I don't think there's a deliberate aging mechanism in the same sense as Google. It does seem like there are changes in updates that help existing sites as compared to newer ones. I had one site get a couple weeks of link-building factored into the December update, and on obscure, multi-word terms it has gotten some OK rankings on pages added since the update. I have sites built after the update that don't seem to be able to do this at all. So it may be that a site needs to go through an update to be ranked at all on new pages in the interim.

The problem is that I don't think this is some sort of deliberate aging mechanism like Google uses, it's just that they haven't updated their data since Dec. 15th (which I think was October-ish data). It's one thing to use age of a site as a metric in ranking it. MSN has been open about using "freshness" as a bonus in ranking things. Google makes a deliberate choice to trust sites that are older, and while its algorithm is a little more cloudy I think everyone agrees that it likes both old, trusted sites and fresh, updated content. Yahoo's problem involves something that isn't a deliberate part of the algorithm - a failure to include all of the data it has gathered until many months later.

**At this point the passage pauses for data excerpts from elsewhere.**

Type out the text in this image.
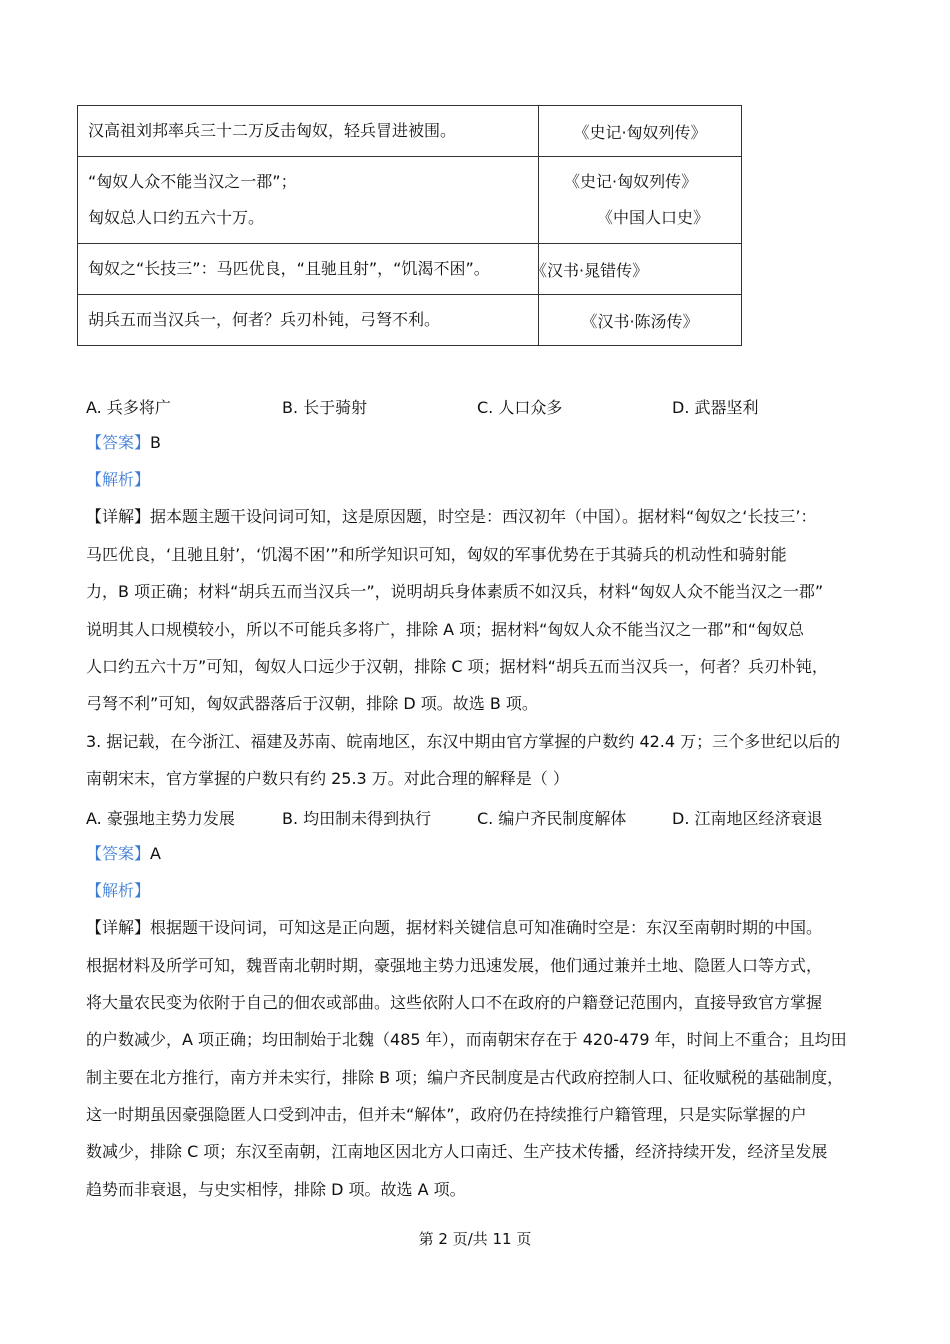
汉高祖刘邦率兵三十二万反击匈奴，轻兵冒进被围。	《史记·匈奴列传》

“匈奴人众不能当汉之一郡”；
匈奴总人口约五六十万。	《史记·匈奴列传》
《中国人口史》

匈奴之“长技三”：马匹优良，“且驰且射”，“饥渴不困”。	《汉书·晁错传》

胡兵五而当汉兵一，何者？兵刃朴钝，弓弩不利。	《汉书·陈汤传》
A. 兵多将广	B. 长于骑射	C. 人口众多	D. 武器坚利
【答案】B
【解析】
【详解】据本题主题干设问词可知，这是原因题，时空是：西汉初年（中国）。据材料“匈奴之‘长技三’：
马匹优良，‘且驰且射’，‘饥渴不困’”和所学知识可知，匈奴的军事优势在于其骑兵的机动性和骑射能
力，B 项正确；材料“胡兵五而当汉兵一”，说明胡兵身体素质不如汉兵，材料“匈奴人众不能当汉之一郡”
说明其人口规模较小，所以不可能兵多将广，排除 A 项；据材料“匈奴人众不能当汉之一郡”和“匈奴总
人口约五六十万”可知，匈奴人口远少于汉朝，排除 C 项；据材料“胡兵五而当汉兵一，何者？兵刃朴钝，
弓弩不利”可知，匈奴武器落后于汉朝，排除 D 项。故选 B 项。
3. 据记载，在今浙江、福建及苏南、皖南地区，东汉中期由官方掌握的户数约 42.4 万；三个多世纪以后的
南朝宋末，官方掌握的户数只有约 25.3 万。对此合理的解释是（ ）
A. 豪强地主势力发展	B. 均田制未得到执行	C. 编户齐民制度解体	D. 江南地区经济衰退
【答案】A
【解析】
【详解】根据题干设问词，可知这是正向题，据材料关键信息可知准确时空是：东汉至南朝时期的中国。
根据材料及所学可知，魏晋南北朝时期，豪强地主势力迅速发展，他们通过兼并土地、隐匿人口等方式，
将大量农民变为依附于自己的佃农或部曲。这些依附人口不在政府的户籍登记范围内，直接导致官方掌握
的户数减少，A 项正确；均田制始于北魏（485 年），而南朝宋存在于 420-479 年，时间上不重合；且均田
制主要在北方推行，南方并未实行，排除 B 项；编户齐民制度是古代政府控制人口、征收赋税的基础制度，
这一时期虽因豪强隐匿人口受到冲击，但并未“解体”，政府仍在持续推行户籍管理，只是实际掌握的户
数减少，排除 C 项；东汉至南朝，江南地区因北方人口南迁、生产技术传播，经济持续开发，经济呈发展
趋势而非衰退，与史实相悖，排除 D 项。故选 A 项。
第 2 页/共 11 页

This makes it much harder to apply "age" in any sensible way as a ranking factor. In my opinion at least, you have to be factoring in at both ends - old, established sites probably deserve a benefit over new, unestablished ones, all things being equal. Yahoo's failure to update guarantees that - no one's getting any new sites in until the whim to update their engine takes over again. But it doesn't do anything about the other end - rewarding fresh content. A site that hasn't been updated in 2 years should probably be ranked lower than one that is updated recently, again all things being equal. Information changes, and 2 year old information is generally worse or less useful than 2 day old information. There's a trustworthiness issue at both ends, and the result of Yahoo's current approach is overbroad in favoring age and totally defunct in terms of favoring freshness.